Les débats particulièrement vifs sur le nucléaire témoignent d’un intérêt grandissant pour un monde sans carbone, engagé dans la transition. Une grande part de ces échanges porte sur les aspects technologiques de la sortie (ou non) du nucléaire, et ce qu’elle impliquera pour notre approvisionnement énergétique à terme. Si certains instrumentalisent ce débat de manière opportuniste, constatons que trop rester dans ces aspects techniques nous empêche de penser la politique énergétique du XXIe siècle. Deux enjeux devraient en effet prendre le dessus sur les arguments technologiques : l’économique et le démocratique.

(cc) Swirko Jean-Pierre

Cher

L’économique tout d’abord. Le nucléaire est cher. Déjà, il coûte plus cher à faire fonctionner qu’il ne rapporte[1]. Et vu sous l’angle du modèle économique qu’il impose, cet argent, c’est autant de moyens qui ne sont pas investis dans les énergies renouvelables ou la sobriété. De plus, le coût du nucléaire ne cesse de croître, que ce soit pour l’exploitation et la prolongation des centrales existantes, ou pour la construction de réacteurs de nouvelle génération. La prolongation de Doel 4 et Tihange 3 coûterait 500 millions d’euros par réacteur jusqu’en 2045, Engie ne souhaitant pas une prolongation limitée à quelques années.
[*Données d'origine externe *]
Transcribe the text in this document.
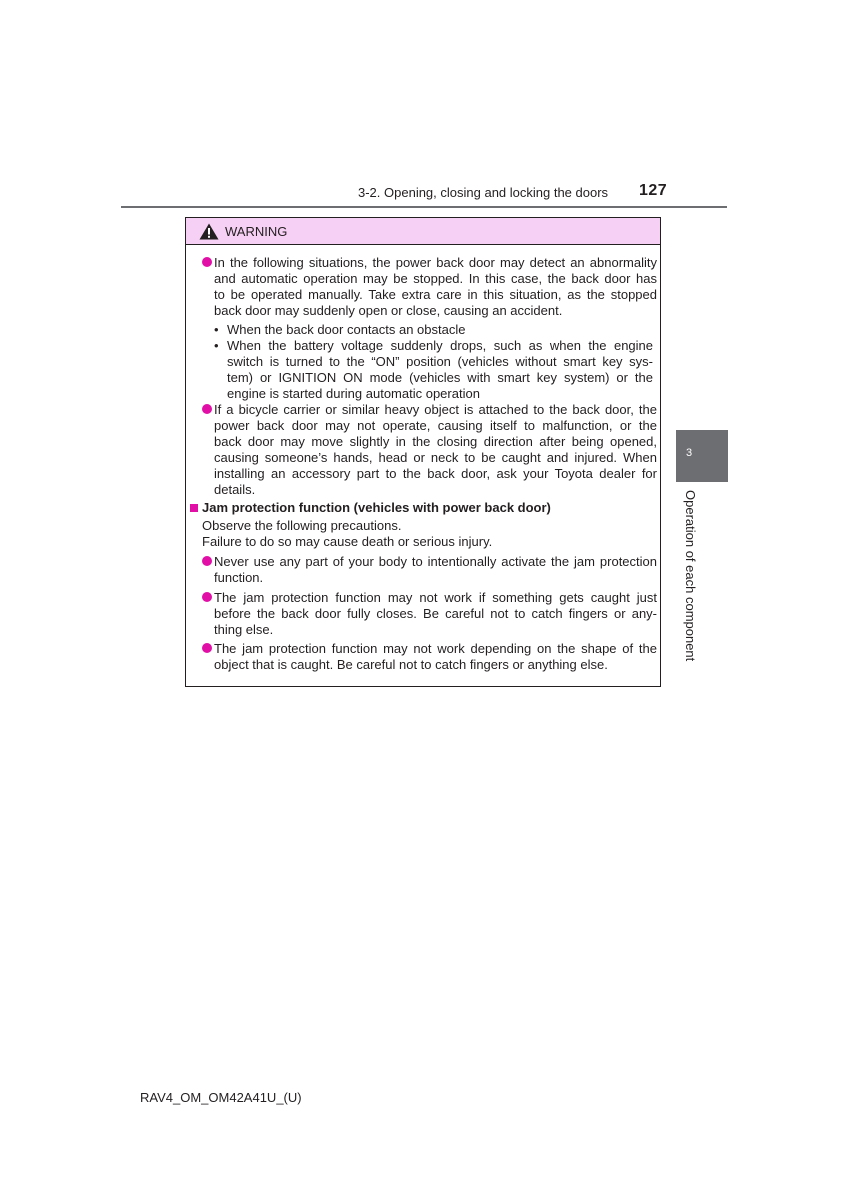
3-2. Opening, closing and locking the doors 127
WARNING
In the following situations, the power back door may detect an abnormality
and automatic operation may be stopped. In this case, the back door has
to be operated manually. Take extra care in this situation, as the stopped
back door may suddenly open or close, causing an accident.
• When the back door contacts an obstacle
• When the battery voltage suddenly drops, such as when the engine
switch is turned to the “ON” position (vehicles without smart key sys-
tem) or IGNITION ON mode (vehicles with smart key system) or the
engine is started during automatic operation
If a bicycle carrier or similar heavy object is attached to the back door, the
power back door may not operate, causing itself to malfunction, or the
back door may move slightly in the closing direction after being opened,
causing someone’s hands, head or neck to be caught and injured. When
installing an accessory part to the back door, ask your Toyota dealer for
details.
Jam protection function (vehicles with power back door)
Observe the following precautions.
Failure to do so may cause death or serious injury.
Never use any part of your body to intentionally activate the jam protection
function.
The jam protection function may not work if something gets caught just
before the back door fully closes. Be careful not to catch fingers or any-
thing else.
The jam protection function may not work depending on the shape of the
object that is caught. Be careful not to catch fingers or anything else.
3
Operation of each component
RAV4_OM_OM42A41U_(U)
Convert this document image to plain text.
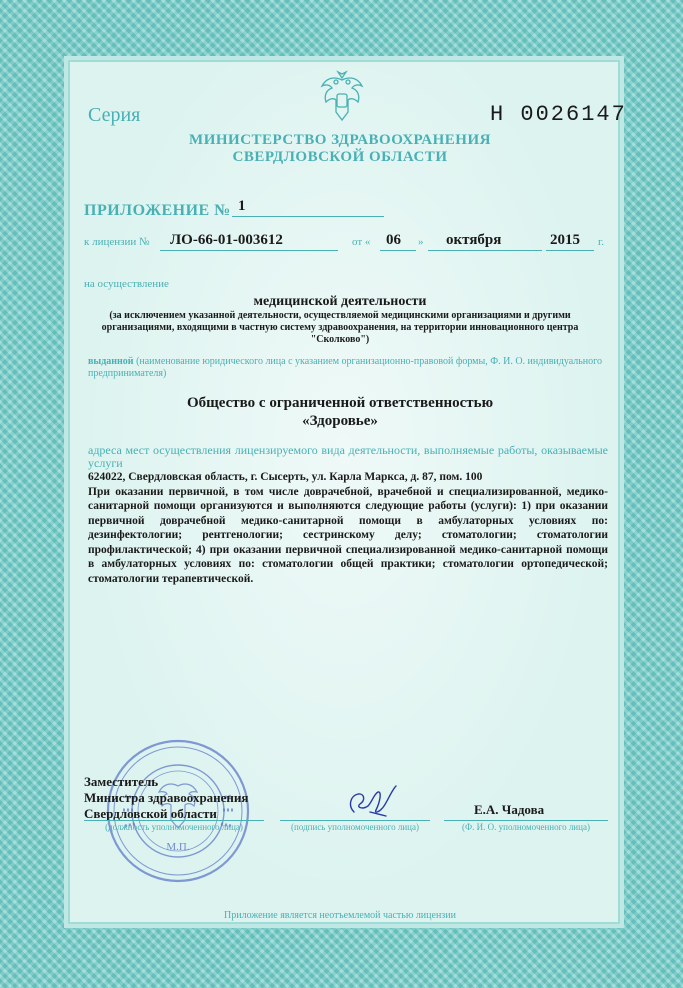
Серия	Н 0026147
МИНИСТЕРСТВО ЗДРАВООХРАНЕНИЯ
СВЕРДЛОВСКОЙ ОБЛАСТИ
ПРИЛОЖЕНИЕ № 1
к лицензии № ЛО-66-01-003612	от « 06 » октября	2015 г.
на осуществление
медицинской деятельности
(за исключением указанной деятельности, осуществляемой медицинскими организациями и другими организациями, входящими в частную систему здравоохранения, на территории инновационного центра "Сколково")
выданной (наименование юридического лица с указанием организационно-правовой формы, Ф. И. О. индивидуального предпринимателя)
Общество с ограниченной ответственностью
«Здоровье»
адреса мест осуществления лицензируемого вида деятельности, выполняемые работы, оказываемые услуги
624022, Свердловская область, г. Сысерть, ул. Карла Маркса, д. 87, пом. 100
При оказании первичной, в том числе доврачебной, врачебной и специализированной, медико-санитарной помощи организуются и выполняются следующие работы (услуги): 1) при оказании первичной доврачебной медико-санитарной помощи в амбулаторных условиях по: дезинфектологии; рентгенологии; сестринскому делу; стоматологии; стоматологии профилактической; 4) при оказании первичной специализированной медико-санитарной помощи в амбулаторных условиях по: стоматологии общей практики; стоматологии ортопедической; стоматологии терапевтической.
М.П.
Заместитель
Министра здравоохранения
Свердловской области
(должность уполномоченного лица)	(подпись уполномоченного лица)
Е.А. Чадова
(Ф. И. О. уполномоченного лица)
Приложение является неотъемлемой частью лицензии
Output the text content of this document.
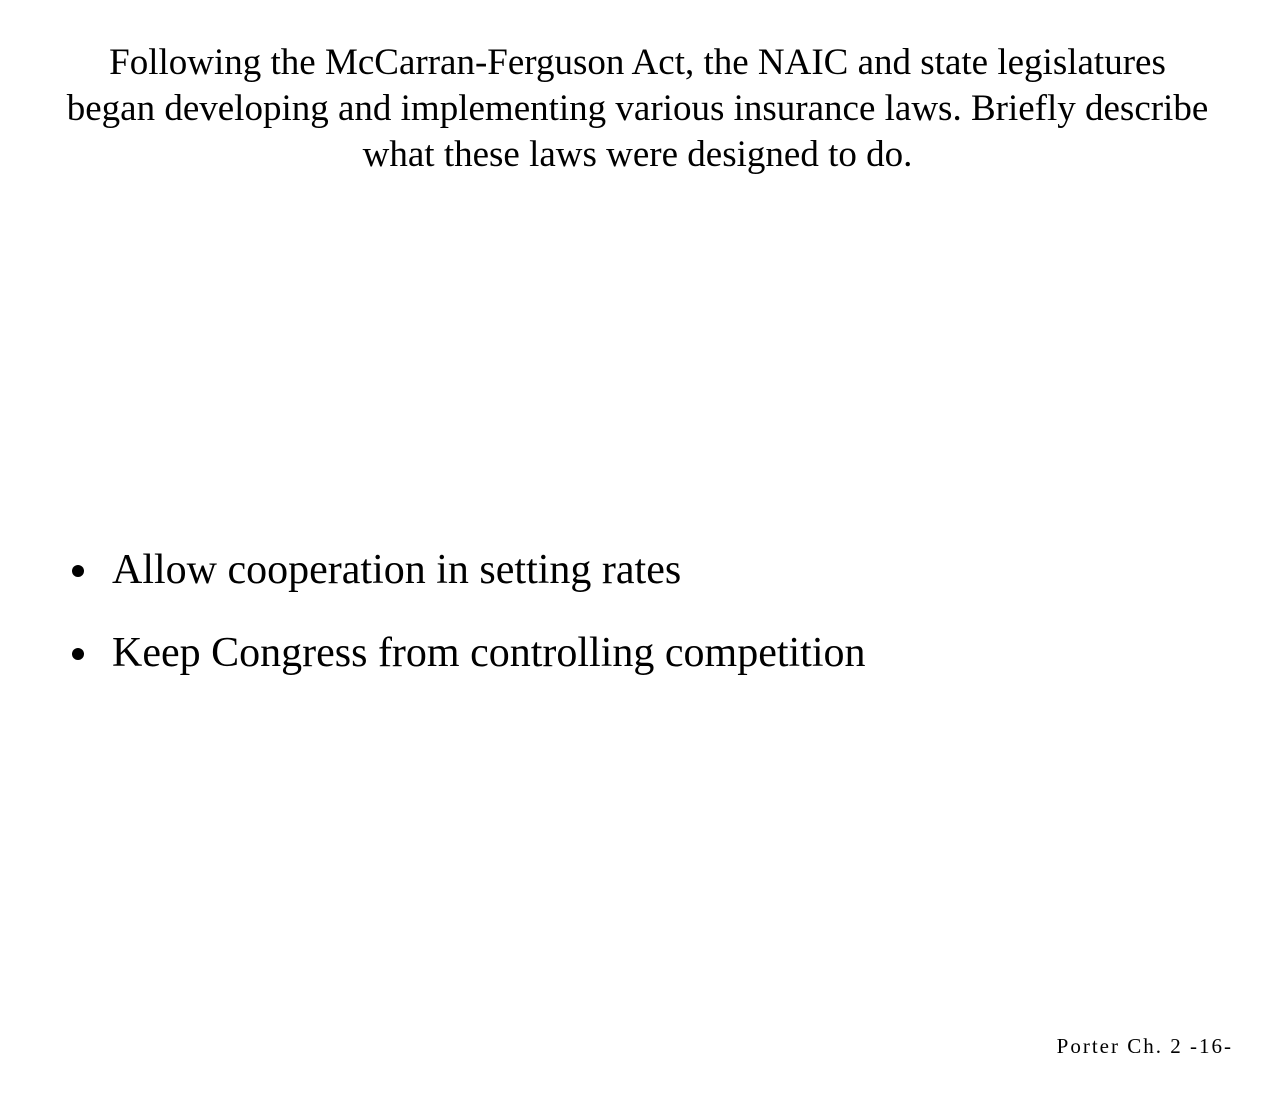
Following the McCarran-Ferguson Act, the NAIC and state legislatures
began developing and implementing various insurance laws. Briefly describe
what these laws were designed to do.
Allow cooperation in setting rates
Keep Congress from controlling competition
Porter Ch. 2 -16-
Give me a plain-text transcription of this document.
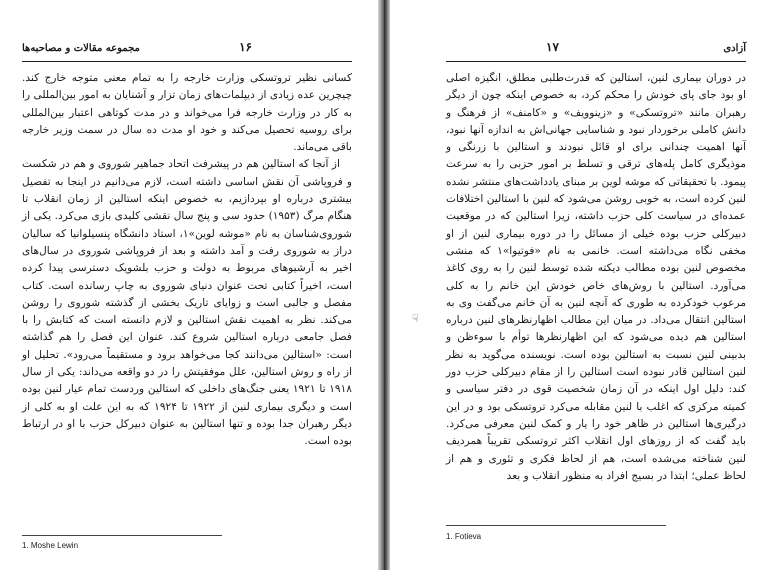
مجموعه مقالات و مصاحبه‌ها	۱۶

کسانی نظیر تروتسکی وزارت خارجه را به تمام معنی متوجه خارج کند. چیچرین عده زیادی از دیپلمات‌های زمان تزار و آشنایان به امور بین‌المللی را به کار در وزارت خارجه فرا می‌خواند و در مدت کوتاهی اعتبار بین‌المللی برای روسیه تحصیل می‌کند و خود او مدت ده سال در سمت وزیر خارجه باقی می‌ماند.

از آنجا که استالین هم در پیشرفت اتحاد جماهیر شوروی و هم در شکست و فروپاشی آن نقش اساسی داشته است، لازم می‌دانیم در اینجا به تفصیل بیشتری درباره او بپردازیم، به خصوص اینکه استالین از زمان انقلاب تا هنگام مرگ (۱۹۵۳) حدود سی و پنج سال نقشی کلیدی بازی می‌کرد. یکی از شوروی‌شناسان به نام «موشه لوین»۱، استاد دانشگاه پنسیلوانیا که سالیان دراز به شوروی رفت و آمد داشته و بعد از فروپاشی شوروی در سال‌های اخیر به آرشیوهای مربوط به دولت و حزب بلشویک دسترسی پیدا کرده است، اخیراً کتابی تحت عنوان دنیای شوروی به چاپ رسانده است. کتاب مفصل و جالبی است و زوایای تاریک بخشی از گذشته شوروی را روشن می‌کند. نظر به اهمیت نقش استالین و لازم دانسته است که کتابش را با فصل جامعی درباره استالین شروع کند. عنوان این فصل را هم گذاشته است: «استالین می‌دانند کجا می‌خواهد برود و مستقیماً می‌رود». تحلیل او از راه و روش استالین، علل موفقیتش را در دو واقعه می‌داند: یکی از سال ۱۹۱۸ تا ۱۹۲۱ یعنی جنگ‌های داخلی که استالین وردست تمام عیار لنین بوده است و دیگری بیماری لنین از ۱۹۲۲ تا ۱۹۲۴ که به این علت او به کلی از دیگر رهبران جدا بوده و تنها استالین به عنوان دبیرکل حزب با او در ارتباط بوده است.

1. Moshe Lewin
۱۷	آزادی

در دوران بیماری لنین، استالین که قدرت‌طلبی مطلق، انگیزه اصلی او بود جای پای خودش را محکم کرد، به خصوص اینکه چون از دیگر رهبران مانند «تروتسکی» و «زینوویف» و «کامنف» از فرهنگ و دانش کاملی برخوردار نبود و شناسایی جهانی‌اش به اندازه آنها نبود، آنها اهمیت چندانی برای او قائل نبودند و استالین با زرنگی و موذیگری کامل پله‌های ترقی و تسلط بر امور حزبی را به سرعت پیمود. با تحقیقاتی که موشه لوین بر مبنای یادداشت‌های منتشر نشده لنین کرده است، به خوبی روشن می‌شود که لنین با استالین اختلافات عمده‌ای در سیاست کلی حزب داشته، زیرا استالین که در موقعیت دبیرکلی حزب بوده خیلی از مسائل را در دوره بیماری لنین از او مخفی نگاه می‌داشته است. خانمی به نام «فوتیوا»۱ که منشی مخصوص لنین بوده مطالب دیکته شده توسط لنین را به روی کاغذ می‌آورد. استالین با روش‌های خاص خودش این خانم را به کلی مرعوب خودکرده به طوری که آنچه لنین به آن خانم می‌گفت وی به استالین انتقال می‌داد. در میان این مطالب اظهارنظرهای لنین درباره استالین هم دیده می‌شود که این اظهارنظرها توأم با سوءظن و بدبینی لنین نسبت به استالین بوده است. نویسنده می‌گوید به نظر لنین استالین قادر نبوده است استالین را از مقام دبیرکلی حزب دور کند: دلیل اول اینکه در آن زمان شخصیت قوی در دفتر سیاسی و کمیته مرکزی که اغلب با لنین مقابله می‌کرد تروتسکی بود و در این درگیری‌ها استالین در ظاهر خود را یار و کمک لنین معرفی می‌کرد. باید گفت که از روزهای اول انقلاب اکثر تروتسکی تقریباً همردیف لنین شناخته می‌شده است، هم از لحاظ فکری و تئوری و هم از لحاظ عملی؛ ابتدا در بسیج افراد به منظور انقلاب و بعد

1. Fotieva
☟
Hors prolongation, le nucléaire est aussi un puits sans fond. La recherche d’une solution de stockage pour les déchets nucléaires en Belgique a déjà coûté 500 millions d’euros depuis 1974. Jusqu’en 2050, ce montant grimpera à 1,25 milliard d’euros. Rien qu’en termes de coûts, le projet de stockage géologique profond en Belgique, initialement estimé à 3,5 milliards d’euros, a grimpé à plus de 10 milliards.

A continuer à soutenir un tel niveau de dépenses dans ce secteur, la Belgique risque de rater le train des nouvelles technologies du renouvelable. Comme le rapporte le World Nuclear Industry Status Report de 2021, les décisions d’investissements en 2020 dans la production d’électricité (à travers le monde) n’ont été que de 18 milliards de dollars pour le nucléaire contre 291 pour le solaire et l’éolien.

À cette aberration financière doit être liée la question du modèle économique et énergétique répondant aux enjeux futurs. Comme l’a avancé le Conseil supérieur de la santé, le modèle énergétique du XXIe siècle, s’il veut répondre aux défis climatiques, doit reposer « sur un nouveau paradigme économique non lié à la consommation et sur des processus créatifs de réinvention socialement équitable et positive des modes de vie ». Ce point est essentiel. Comme l’économiste anglais Tim Jackson l’écrivait en 2010 dans Prospérité sans croissance : La transition vers une économie durable, il n’est pas possible de répondre aux enjeux environnementaux (à savoir la réduction des émissions de GES et la consommation des ressources naturelles) en restant dans un régime organisé autour de la croissance économique. Une société soutenable ne peut plus être pensée avec les catégories économiques anciennes, au coeur desquelles le nucléaire a vu le jour. Il ne s’agit pas ici de parler de décroissance, terme instrumentalisé par ceux qui jouent sur les peurs. Il s’agit plutôt de s’engager enfin dans un nouveau modèle de prospérité qui corresponde au monde qui vient.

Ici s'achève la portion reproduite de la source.